The belief that more control will bring more happiness creates more suffering.

There are four basic goals of psychology: to describe, explain, predict, and control behavior (Coon, Mitterer, 2013). Although the last goal may sound ominous, it is actually the one the majority of those reading about psychology are most interested in. Although the goal of control is really about helping one control himself in some manner, it often leaks into the desire to control others and situations.

Many may try to deny this, but the desire to control permeates our lives. People want to know, before they commit to a decision, what the best choice will be. People want to control themselves, and their situations. And, in my professional experience as a therapist and a psychology educator, people want to control others. This is true despite aversion to believing so. Prediction and the goals preceding it above, are simply essential components to the ultimate goal of control.

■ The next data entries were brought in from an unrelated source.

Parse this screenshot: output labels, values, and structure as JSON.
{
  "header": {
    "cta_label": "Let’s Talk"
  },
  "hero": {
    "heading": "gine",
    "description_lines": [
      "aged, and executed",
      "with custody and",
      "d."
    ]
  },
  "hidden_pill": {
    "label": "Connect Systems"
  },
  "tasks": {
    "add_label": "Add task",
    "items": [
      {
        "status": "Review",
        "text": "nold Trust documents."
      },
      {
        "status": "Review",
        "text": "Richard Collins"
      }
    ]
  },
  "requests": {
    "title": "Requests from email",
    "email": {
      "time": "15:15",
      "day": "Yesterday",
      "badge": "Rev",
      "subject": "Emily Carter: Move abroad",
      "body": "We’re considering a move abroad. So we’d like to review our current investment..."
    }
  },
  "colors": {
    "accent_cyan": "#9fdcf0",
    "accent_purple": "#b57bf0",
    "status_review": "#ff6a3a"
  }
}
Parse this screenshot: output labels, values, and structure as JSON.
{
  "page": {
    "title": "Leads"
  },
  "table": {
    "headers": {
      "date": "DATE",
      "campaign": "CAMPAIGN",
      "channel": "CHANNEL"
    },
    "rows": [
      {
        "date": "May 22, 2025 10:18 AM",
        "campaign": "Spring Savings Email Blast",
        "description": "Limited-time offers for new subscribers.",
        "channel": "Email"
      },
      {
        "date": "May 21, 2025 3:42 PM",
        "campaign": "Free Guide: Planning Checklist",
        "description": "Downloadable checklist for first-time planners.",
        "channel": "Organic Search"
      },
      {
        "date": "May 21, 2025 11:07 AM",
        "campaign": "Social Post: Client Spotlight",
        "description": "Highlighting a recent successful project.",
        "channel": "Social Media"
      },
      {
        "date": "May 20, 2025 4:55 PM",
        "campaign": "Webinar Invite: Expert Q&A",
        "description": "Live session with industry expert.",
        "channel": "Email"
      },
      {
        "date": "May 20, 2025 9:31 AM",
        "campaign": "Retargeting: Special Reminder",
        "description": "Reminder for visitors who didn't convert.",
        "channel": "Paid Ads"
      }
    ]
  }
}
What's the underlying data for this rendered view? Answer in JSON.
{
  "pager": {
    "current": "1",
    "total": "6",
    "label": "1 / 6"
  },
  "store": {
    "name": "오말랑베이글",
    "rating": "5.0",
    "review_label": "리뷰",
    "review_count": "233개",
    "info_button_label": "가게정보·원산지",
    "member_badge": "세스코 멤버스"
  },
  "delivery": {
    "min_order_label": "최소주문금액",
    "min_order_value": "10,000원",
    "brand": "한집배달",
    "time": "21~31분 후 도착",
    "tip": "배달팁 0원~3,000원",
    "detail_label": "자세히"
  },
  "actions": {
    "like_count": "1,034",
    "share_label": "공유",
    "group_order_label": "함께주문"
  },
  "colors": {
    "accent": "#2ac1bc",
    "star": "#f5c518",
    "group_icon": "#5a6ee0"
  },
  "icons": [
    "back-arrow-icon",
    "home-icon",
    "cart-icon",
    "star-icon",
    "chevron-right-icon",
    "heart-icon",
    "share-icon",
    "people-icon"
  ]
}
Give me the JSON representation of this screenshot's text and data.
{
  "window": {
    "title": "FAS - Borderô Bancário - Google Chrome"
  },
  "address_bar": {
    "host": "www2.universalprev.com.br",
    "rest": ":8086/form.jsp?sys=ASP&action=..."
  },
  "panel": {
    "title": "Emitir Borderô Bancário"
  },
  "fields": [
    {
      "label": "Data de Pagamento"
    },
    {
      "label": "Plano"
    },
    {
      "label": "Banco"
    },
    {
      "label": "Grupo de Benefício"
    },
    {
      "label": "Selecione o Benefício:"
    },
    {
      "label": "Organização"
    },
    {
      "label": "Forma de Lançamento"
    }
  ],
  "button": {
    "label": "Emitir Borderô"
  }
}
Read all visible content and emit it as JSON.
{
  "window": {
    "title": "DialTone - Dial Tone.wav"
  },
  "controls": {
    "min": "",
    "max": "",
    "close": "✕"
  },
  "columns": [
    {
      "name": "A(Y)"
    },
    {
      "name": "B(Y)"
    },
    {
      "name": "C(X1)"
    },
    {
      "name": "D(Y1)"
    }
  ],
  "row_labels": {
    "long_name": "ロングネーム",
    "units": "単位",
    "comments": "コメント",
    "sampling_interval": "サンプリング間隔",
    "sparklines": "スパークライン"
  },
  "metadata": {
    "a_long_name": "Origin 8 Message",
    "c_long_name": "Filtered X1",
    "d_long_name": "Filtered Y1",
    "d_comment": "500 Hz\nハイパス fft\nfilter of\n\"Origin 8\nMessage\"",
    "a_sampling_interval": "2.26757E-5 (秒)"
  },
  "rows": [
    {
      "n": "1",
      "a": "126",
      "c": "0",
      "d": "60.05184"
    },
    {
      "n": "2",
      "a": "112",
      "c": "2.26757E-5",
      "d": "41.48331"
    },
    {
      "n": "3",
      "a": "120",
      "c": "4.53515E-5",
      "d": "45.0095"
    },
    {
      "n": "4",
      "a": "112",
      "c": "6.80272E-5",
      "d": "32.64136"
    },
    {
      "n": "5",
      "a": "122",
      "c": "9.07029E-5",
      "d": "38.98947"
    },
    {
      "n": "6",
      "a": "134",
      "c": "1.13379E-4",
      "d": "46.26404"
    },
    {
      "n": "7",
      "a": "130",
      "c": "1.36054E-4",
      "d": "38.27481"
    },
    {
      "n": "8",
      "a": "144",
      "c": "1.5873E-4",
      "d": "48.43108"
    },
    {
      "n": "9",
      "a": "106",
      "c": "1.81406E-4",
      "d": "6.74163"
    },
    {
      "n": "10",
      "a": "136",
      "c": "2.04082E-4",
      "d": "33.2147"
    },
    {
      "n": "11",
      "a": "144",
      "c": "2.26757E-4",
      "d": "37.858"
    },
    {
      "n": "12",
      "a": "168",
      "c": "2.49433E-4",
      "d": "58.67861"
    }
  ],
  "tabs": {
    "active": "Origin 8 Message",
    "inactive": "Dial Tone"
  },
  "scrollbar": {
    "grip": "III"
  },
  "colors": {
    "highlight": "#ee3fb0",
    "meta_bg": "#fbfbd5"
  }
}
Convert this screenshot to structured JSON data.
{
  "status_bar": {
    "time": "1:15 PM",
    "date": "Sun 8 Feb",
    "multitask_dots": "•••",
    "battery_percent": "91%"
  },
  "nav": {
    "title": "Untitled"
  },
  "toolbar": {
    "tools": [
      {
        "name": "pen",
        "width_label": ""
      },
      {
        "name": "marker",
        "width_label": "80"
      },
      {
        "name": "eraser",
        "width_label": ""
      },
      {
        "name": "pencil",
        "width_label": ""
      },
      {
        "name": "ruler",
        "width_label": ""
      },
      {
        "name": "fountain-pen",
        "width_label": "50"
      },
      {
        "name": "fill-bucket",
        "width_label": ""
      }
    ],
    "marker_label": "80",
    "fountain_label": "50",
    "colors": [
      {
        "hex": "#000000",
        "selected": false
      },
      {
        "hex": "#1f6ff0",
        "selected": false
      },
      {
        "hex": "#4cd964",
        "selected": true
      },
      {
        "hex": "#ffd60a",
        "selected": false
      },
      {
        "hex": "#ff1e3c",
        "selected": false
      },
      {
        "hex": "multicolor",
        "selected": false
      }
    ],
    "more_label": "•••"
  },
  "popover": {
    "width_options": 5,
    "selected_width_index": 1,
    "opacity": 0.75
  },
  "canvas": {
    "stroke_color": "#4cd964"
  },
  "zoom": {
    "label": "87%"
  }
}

Self-efficacy is a term that describes one’s belief she can take action to meet a challenge. The idea that one can exert control over a situation is linked to better health functioning and psychological health. The perception of control is also directly correlated with happiness, as illustrated beautifully in Rory Sutherland’s TEDx Talk, “Perspective Is Everything.” Happiness and better health functioning, both psychologically and biologically, suggests the idea that control is at least an unconscious goal in people’s lives. However, a problem may lie in the idea that the ability to control one’s actions is the same as controlling a situation. Being able to overcome a challenge is much different than controlling circumstances.

Control is not the goal for one branch of psychology, the theories that make up the Humanistic school. Abraham Maslow, the theorist responsible for Holistic-Dynamic Theory, argued that control should never be a goal of therapy or psychology. The Humanistic school of therapy is not popular in the now empirically tested world of psychology, where prediction and control dominate.

Existential theory, another in the Humanistic school, also finds the idea of control averse as it relates to its application to others and situations. Existentialists believe that humans have to recognize their ability to choose, and to take responsibility for those choices. The governing belief is that many issues that arise and require therapy are issues of existence: fear of death and its cohort the fear of really living, freedom and refusal to take responsibility for it, and the creation of meaning. Instead of controlling others and situations, there is a realization of the freedom of others and acceptance. Another aspect of existential thought is that life is absurd and chaotic.

The fact that life is chaotic should not be lost on anyone. John Lennon sang, “Life is what happens to you while you’re busy making other plans.” Everyone should be able to relate to something unplanned and unexpected occurring, and disrupting the best-laid plans. This often sends an individual into a frenzy of emotion, and the desire for control arises. There was once a saying, “Relax. Everything is under control.” Recently a new one has been making its rounds on social media: “Relax. Nothing is under control.” The latter statement is much more accurate.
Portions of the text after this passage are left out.